Dès le lundi matin, Diane était arrivée au bureau à dix heures tapantes. J’avais commis une imprudence en lui donnant rendez-vous à cette heure-là : tout le monde s’était rendu compte de son étrange présence dans mon bureau. Il nous fallait définir une stratégie pour contrer la curiosité générale qui finirait inévitablement par comprendre qu’il y avait là quelque chose d’anormal. D’un autre côté, nous pensions qu’il n’était pas astucieux et trop difficile d’essayer de la cacher du regard des autres. Comme le disait ce proverbe japonais du quatorzième siècle, « la meilleure façon de cacher, c’est de mettre en évidence pour ne pas susciter l’intérêt des regards. »

Nous décidâmes d’une stratégie : elle ferait partie du laboratoire, « partie des meubles ». Je la présentai donc comme une nièce qui revenait de New York. Une écrivaine qui désirait observer mon activité professionnelle et le fonctionnement d’un laboratoire pour son prochain roman. Son allure bizarre pouvait coller avec un métier artistique, son caractère avec celui d’un écrivain. Je demandai l’autorisation de sa présence à Darley, qui apparemment s’en moquait, et donna directement son accord sans rien demander. J’eus même l’idée d’obtenir une carte magnétique de stagiaire qui lui permettrait d’accéder aux deux étages, le mien et celui de la maintenance.
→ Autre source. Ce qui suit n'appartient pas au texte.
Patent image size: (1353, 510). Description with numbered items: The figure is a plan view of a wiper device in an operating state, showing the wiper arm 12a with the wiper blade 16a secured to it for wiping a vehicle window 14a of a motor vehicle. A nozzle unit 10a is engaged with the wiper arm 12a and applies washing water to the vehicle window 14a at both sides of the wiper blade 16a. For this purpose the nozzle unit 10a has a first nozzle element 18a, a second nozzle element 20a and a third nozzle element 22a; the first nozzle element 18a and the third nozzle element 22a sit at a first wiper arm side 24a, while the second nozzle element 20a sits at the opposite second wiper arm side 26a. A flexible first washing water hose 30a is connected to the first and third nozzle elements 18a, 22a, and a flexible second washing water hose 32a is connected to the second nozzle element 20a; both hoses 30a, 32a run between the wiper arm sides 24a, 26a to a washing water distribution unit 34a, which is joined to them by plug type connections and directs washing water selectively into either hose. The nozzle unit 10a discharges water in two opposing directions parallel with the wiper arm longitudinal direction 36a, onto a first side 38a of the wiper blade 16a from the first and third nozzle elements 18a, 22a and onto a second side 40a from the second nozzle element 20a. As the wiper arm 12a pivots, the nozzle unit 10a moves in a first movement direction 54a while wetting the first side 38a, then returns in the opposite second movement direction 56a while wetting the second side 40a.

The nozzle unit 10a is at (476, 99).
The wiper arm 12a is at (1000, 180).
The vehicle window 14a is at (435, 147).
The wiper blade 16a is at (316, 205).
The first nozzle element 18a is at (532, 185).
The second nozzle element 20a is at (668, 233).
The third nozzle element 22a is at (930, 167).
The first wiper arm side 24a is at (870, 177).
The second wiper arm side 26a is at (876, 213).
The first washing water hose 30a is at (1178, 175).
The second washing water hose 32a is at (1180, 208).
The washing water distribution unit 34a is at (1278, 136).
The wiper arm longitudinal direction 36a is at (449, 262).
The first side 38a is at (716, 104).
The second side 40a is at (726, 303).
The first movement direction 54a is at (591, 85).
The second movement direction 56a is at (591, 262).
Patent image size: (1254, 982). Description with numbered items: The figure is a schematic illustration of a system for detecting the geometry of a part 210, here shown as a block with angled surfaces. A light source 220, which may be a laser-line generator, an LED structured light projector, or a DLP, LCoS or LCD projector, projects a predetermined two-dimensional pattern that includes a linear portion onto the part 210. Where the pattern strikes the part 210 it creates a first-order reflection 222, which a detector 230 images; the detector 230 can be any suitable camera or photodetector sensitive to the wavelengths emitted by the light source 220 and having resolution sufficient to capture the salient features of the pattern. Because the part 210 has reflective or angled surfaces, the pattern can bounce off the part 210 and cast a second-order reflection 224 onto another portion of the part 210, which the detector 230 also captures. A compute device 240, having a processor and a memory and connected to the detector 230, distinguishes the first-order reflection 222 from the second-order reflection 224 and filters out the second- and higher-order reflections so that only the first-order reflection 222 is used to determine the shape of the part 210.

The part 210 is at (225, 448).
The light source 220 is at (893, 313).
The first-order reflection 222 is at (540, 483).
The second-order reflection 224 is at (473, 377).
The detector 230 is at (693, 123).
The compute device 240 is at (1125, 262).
Elle devait pour l’instant prendre la mesure de la tâche. Elle nous observa donc lors de l’implémentation du réseau de neurones (1) dans le serveur. À la fin de la semaine, elle commença à nous proposer un premier protocole randomisé pour récupérer et ordonner les données externes dans le serveur. Nous décidâmes que cette gestion des données correspondrait à sa première participation au projet, une tache rébarbative pour nous, mais qui lui conviendrait parfaitement pour un premier essai.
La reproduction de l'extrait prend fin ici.